1 Peter 3:18-20, “For Christ also suffered once for sins, the righteous for the unrighteous, that he might bring us to God, being put to death in the flesh but made alive in the spirit, in which he went and proclaimed to the spirits in prison, because they formerly did not obey.”
“Proclaimed” is almost always used as ‘preaching the good news.’ In the days between his death and resurrection, Jesus declared the gospel to ALL people. His descent into hell (as per the Apostles’ Creed) accounts for the problem of God’s justice by providing an opportunity for everyone to hear the message of redemption from Jesus Himself. In other words, people received a second chance.
In the following chapter, Peter states, “For this is why the gospel was preached even to those who are dead, that though judged in the flesh the way people are, they might live in the spirit the way God does” (1 Peter 4:6). About this verse, Martin Luther wrote, “This is a strange text and certainly a more obscure passage than any other passage in the New Testament. I still do not know for sure what the apostle meant.” The inference is that Jesus, while dead, offered salvation to all who had died before his time.
Since the Resurrection?
- What about people today that have NEVER heard the gospel? Do THEY get a chance to listen to and respond?

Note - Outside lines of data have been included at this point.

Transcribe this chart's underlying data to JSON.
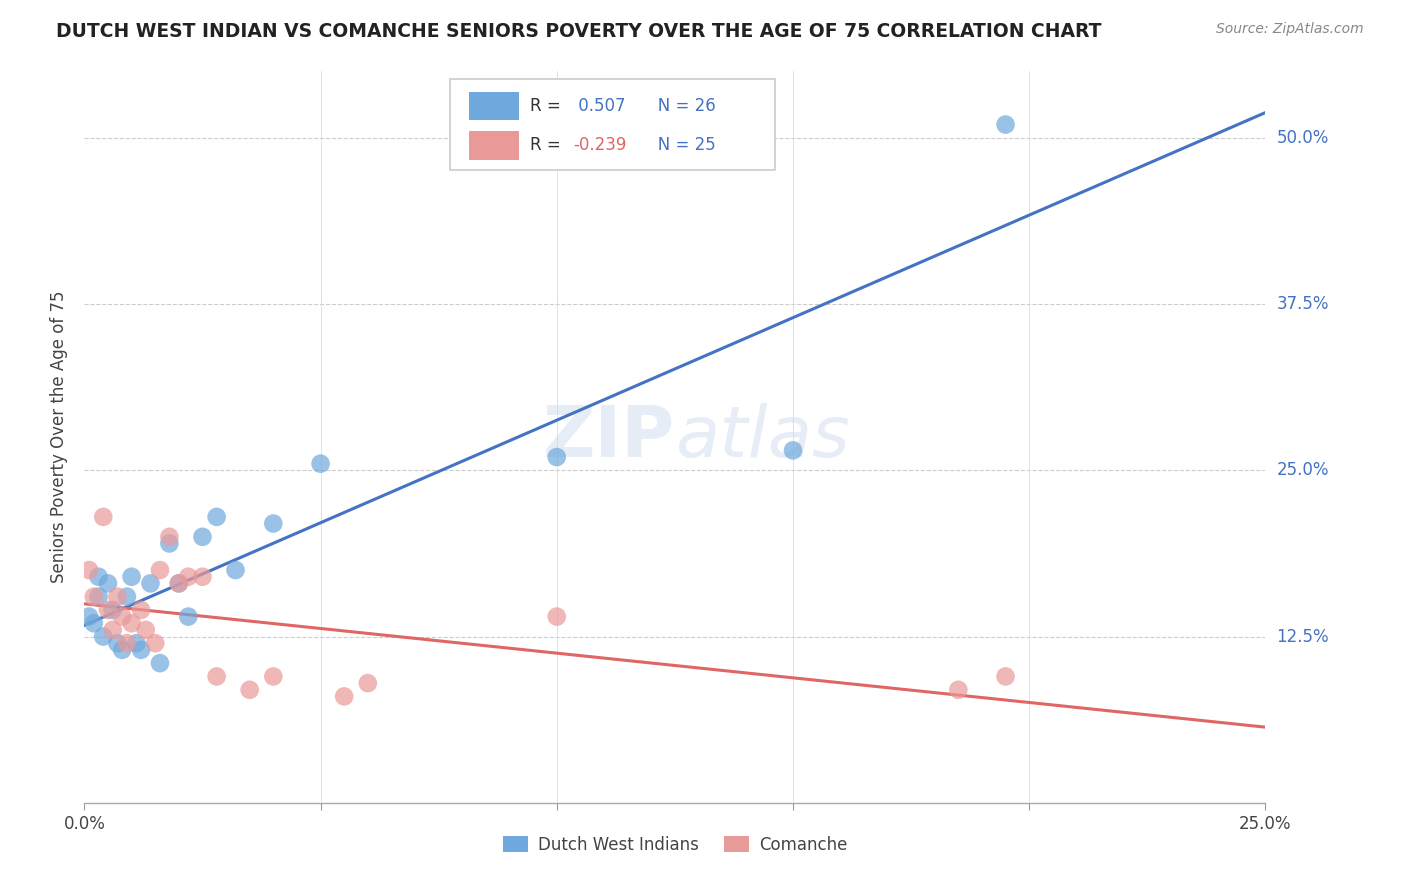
{
  "title": "DUTCH WEST INDIAN VS COMANCHE SENIORS POVERTY OVER THE AGE OF 75 CORRELATION CHART",
  "source": "Source: ZipAtlas.com",
  "ylabel": "Seniors Poverty Over the Age of 75",
  "xlabel_blue": "Dutch West Indians",
  "xlabel_pink": "Comanche",
  "r_blue": 0.507,
  "n_blue": 26,
  "r_pink": -0.239,
  "n_pink": 25,
  "xlim": [
    0.0,
    0.25
  ],
  "ylim": [
    0.0,
    0.55
  ],
  "xticks": [
    0.0,
    0.05,
    0.1,
    0.15,
    0.2,
    0.25
  ],
  "xtick_labels": [
    "0.0%",
    "",
    "",
    "",
    "",
    "25.0%"
  ],
  "ytick_vals": [
    0.0,
    0.125,
    0.25,
    0.375,
    0.5
  ],
  "ytick_labels": [
    "",
    "12.5%",
    "25.0%",
    "37.5%",
    "50.0%"
  ],
  "blue_color": "#6fa8dc",
  "pink_color": "#ea9999",
  "blue_line_color": "#4472c4",
  "pink_line_color": "#e06666",
  "watermark": "ZIPatlas",
  "blue_scatter_x": [
    0.001,
    0.002,
    0.003,
    0.003,
    0.004,
    0.005,
    0.006,
    0.007,
    0.008,
    0.009,
    0.01,
    0.011,
    0.012,
    0.014,
    0.016,
    0.018,
    0.02,
    0.022,
    0.025,
    0.028,
    0.032,
    0.04,
    0.05,
    0.1,
    0.15,
    0.195
  ],
  "blue_scatter_y": [
    0.14,
    0.135,
    0.17,
    0.155,
    0.125,
    0.165,
    0.145,
    0.12,
    0.115,
    0.155,
    0.17,
    0.12,
    0.115,
    0.165,
    0.105,
    0.195,
    0.165,
    0.14,
    0.2,
    0.215,
    0.175,
    0.21,
    0.255,
    0.26,
    0.265,
    0.51
  ],
  "pink_scatter_x": [
    0.001,
    0.002,
    0.004,
    0.005,
    0.006,
    0.007,
    0.008,
    0.009,
    0.01,
    0.012,
    0.013,
    0.015,
    0.016,
    0.018,
    0.02,
    0.022,
    0.025,
    0.028,
    0.035,
    0.04,
    0.055,
    0.06,
    0.1,
    0.185,
    0.195
  ],
  "pink_scatter_y": [
    0.175,
    0.155,
    0.215,
    0.145,
    0.13,
    0.155,
    0.14,
    0.12,
    0.135,
    0.145,
    0.13,
    0.12,
    0.175,
    0.2,
    0.165,
    0.17,
    0.17,
    0.095,
    0.085,
    0.095,
    0.08,
    0.09,
    0.14,
    0.085,
    0.095
  ]
}
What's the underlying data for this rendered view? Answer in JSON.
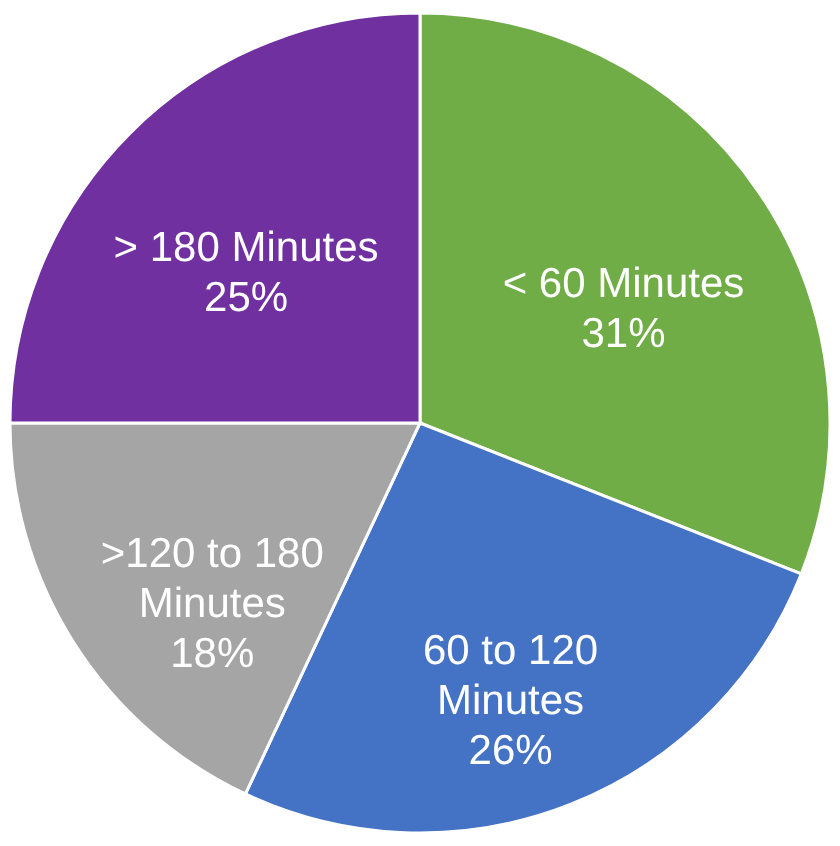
{
  "chart_data": {
    "type": "pie",
    "categories": [
      "< 60 Minutes",
      "60 to 120 Minutes",
      ">120 to 180 Minutes",
      "> 180 Minutes"
    ],
    "values": [
      31,
      26,
      18,
      25
    ],
    "colors": [
      "#70ad47",
      "#4472c4",
      "#a5a5a5",
      "#7030a0"
    ],
    "value_labels": [
      "31%",
      "26%",
      "18%",
      "25%"
    ]
  }
}
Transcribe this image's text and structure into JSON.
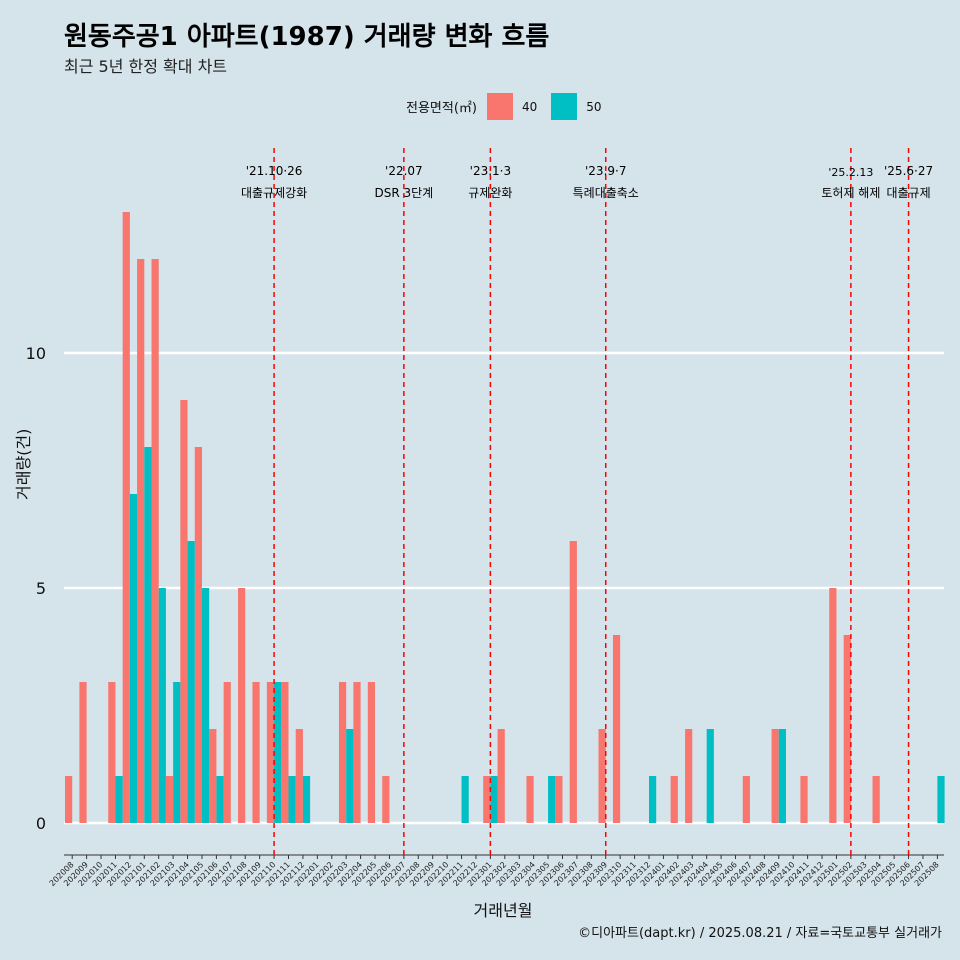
{
  "title": "원동주공1 아파트(1987) 거래량 변화 흐름",
  "subtitle": "최근 5년 한정 확대 차트",
  "caption": "©디아파트(dapt.kr) / 2025.08.21 / 자료=국토교통부 실거래가",
  "colors": {
    "background": "#d5e3ea",
    "series_40": "#f8766d",
    "series_50": "#00bfc4",
    "event_line": "#ff0000",
    "grid": "#ffffff"
  },
  "chart_data": {
    "type": "bar",
    "xlabel": "거래년월",
    "ylabel": "거래량(건)",
    "ylim": [
      0,
      13.5
    ],
    "yticks": [
      0,
      5,
      10
    ],
    "grid": true,
    "legend": {
      "title": "전용면적(㎡)",
      "placement": "top"
    },
    "categories": [
      "202008",
      "202009",
      "202010",
      "202011",
      "202012",
      "202101",
      "202102",
      "202103",
      "202104",
      "202105",
      "202106",
      "202107",
      "202108",
      "202109",
      "202110",
      "202111",
      "202112",
      "202201",
      "202202",
      "202203",
      "202204",
      "202205",
      "202206",
      "202207",
      "202208",
      "202209",
      "202210",
      "202211",
      "202212",
      "202301",
      "202302",
      "202303",
      "202304",
      "202305",
      "202306",
      "202307",
      "202308",
      "202309",
      "202310",
      "202311",
      "202312",
      "202401",
      "202402",
      "202403",
      "202404",
      "202405",
      "202406",
      "202407",
      "202408",
      "202409",
      "202410",
      "202411",
      "202412",
      "202501",
      "202502",
      "202503",
      "202504",
      "202505",
      "202506",
      "202507",
      "202508"
    ],
    "series": [
      {
        "name": "40",
        "values": [
          1,
          3,
          0,
          3,
          13,
          12,
          12,
          1,
          9,
          8,
          2,
          3,
          5,
          3,
          3,
          3,
          2,
          0,
          0,
          3,
          3,
          3,
          1,
          0,
          0,
          0,
          0,
          0,
          0,
          1,
          2,
          0,
          1,
          0,
          1,
          6,
          0,
          2,
          4,
          0,
          0,
          0,
          1,
          2,
          0,
          0,
          0,
          1,
          0,
          2,
          0,
          1,
          0,
          5,
          4,
          0,
          1,
          0,
          0,
          0,
          0
        ]
      },
      {
        "name": "50",
        "values": [
          0,
          0,
          0,
          1,
          7,
          8,
          5,
          3,
          6,
          5,
          1,
          0,
          0,
          0,
          3,
          1,
          1,
          0,
          0,
          2,
          0,
          0,
          0,
          0,
          0,
          0,
          0,
          1,
          0,
          1,
          0,
          0,
          0,
          1,
          0,
          0,
          0,
          0,
          0,
          0,
          1,
          0,
          0,
          0,
          2,
          0,
          0,
          0,
          0,
          2,
          0,
          0,
          0,
          0,
          0,
          0,
          0,
          0,
          0,
          0,
          1
        ]
      }
    ],
    "events": [
      {
        "label1": "'21.10·26",
        "label2": "대출규제강화",
        "category": "202110"
      },
      {
        "label1": "'22.07",
        "label2": "DSR 3단계",
        "category": "202207"
      },
      {
        "label1": "'23.1·3",
        "label2": "규제완화",
        "category": "202301"
      },
      {
        "label1": "'23.9·7",
        "label2": "특례대출축소",
        "category": "202309"
      },
      {
        "label1": "'25.2.13",
        "label2": "토허제 해제",
        "category": "202502"
      },
      {
        "label1": "'25.6·27",
        "label2": "대출규제",
        "category": "202506"
      }
    ]
  }
}
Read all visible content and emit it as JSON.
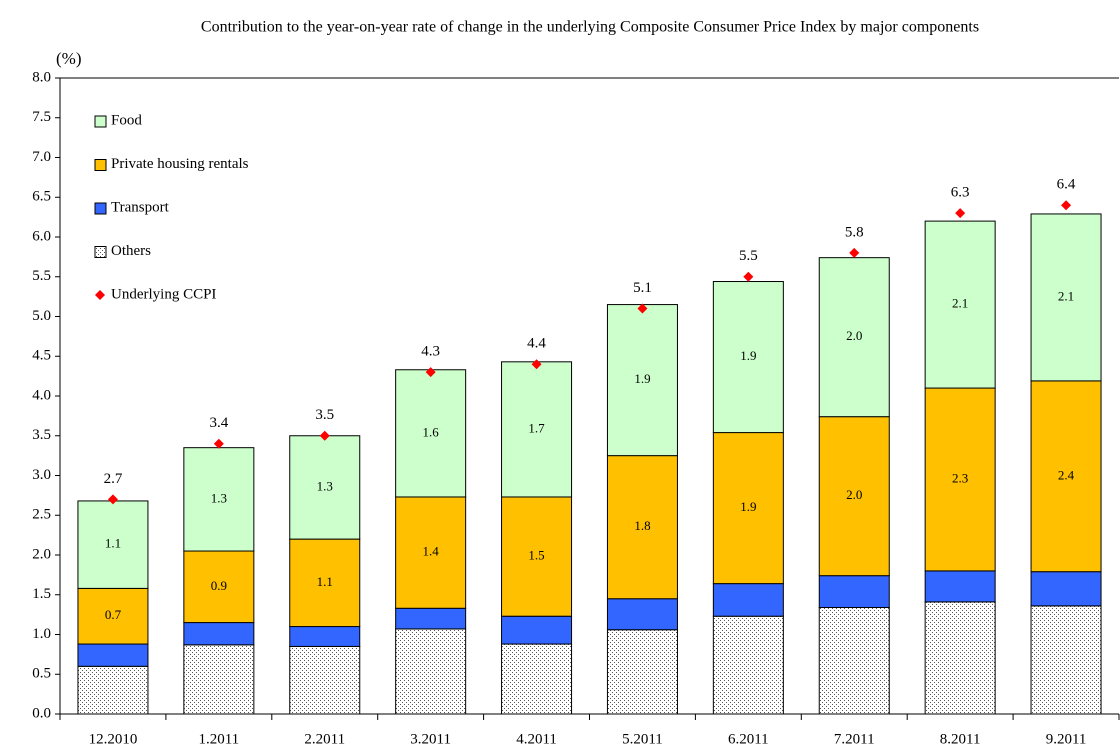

In 1522, Martin Luther wrote a letter to Hans von Reichenberg about the possibility that people could turn to God after death: “It would be a completely different question to ask whether God could grant faith to a few at the moment of their death or after death and thereby save them through faith. Who would doubt that he could do this? But no one can prove that he does do this.”
Some final questions
Is God’s forgiveness limited? When Peter asked Jesus how much he should forgive someone who offended him, he suggested seven times would be a good number. Jesus disagreed and advocated for seventy times seven, a hyperbolic way of teaching unlimited forgiveness. Does Jesus practice what he teaches? How about “love your enemies?” Does Jesus do that too? Does God’s love fail even though “God is love” and “love never fails” (1 John 4:8; 1 Cor. 13:8).
What Revelation reveals
In Revelation 22, we discover a city whose gates never close, and the wicked are outside the gates. The following verse is a marvellous invitation: “The Spirit and the bride say, “Come!” And let the one who hears say, “Come!” Let the one who is thirsty come; and let the one who wishes take the gift of the water of life.” The redeemed don’t need this invitation. They already “have the right to the tree of life and may go through the gates into the city.” Is not the invitation for the unredeemed, those outside the city gates, as a constant offer of forgiveness and life?
Theologian Bradley Jersak puts it this way, “It’s simply that he’ll always love you, with a love that even outlasts and overcomes death (Song of Solomon 8). The Bible at least hints (Rev. 21-22) that the prodigal Father will wait for you, invite you and keep the doors open for you until you’re ready to come home. He’ll wait for you forever.”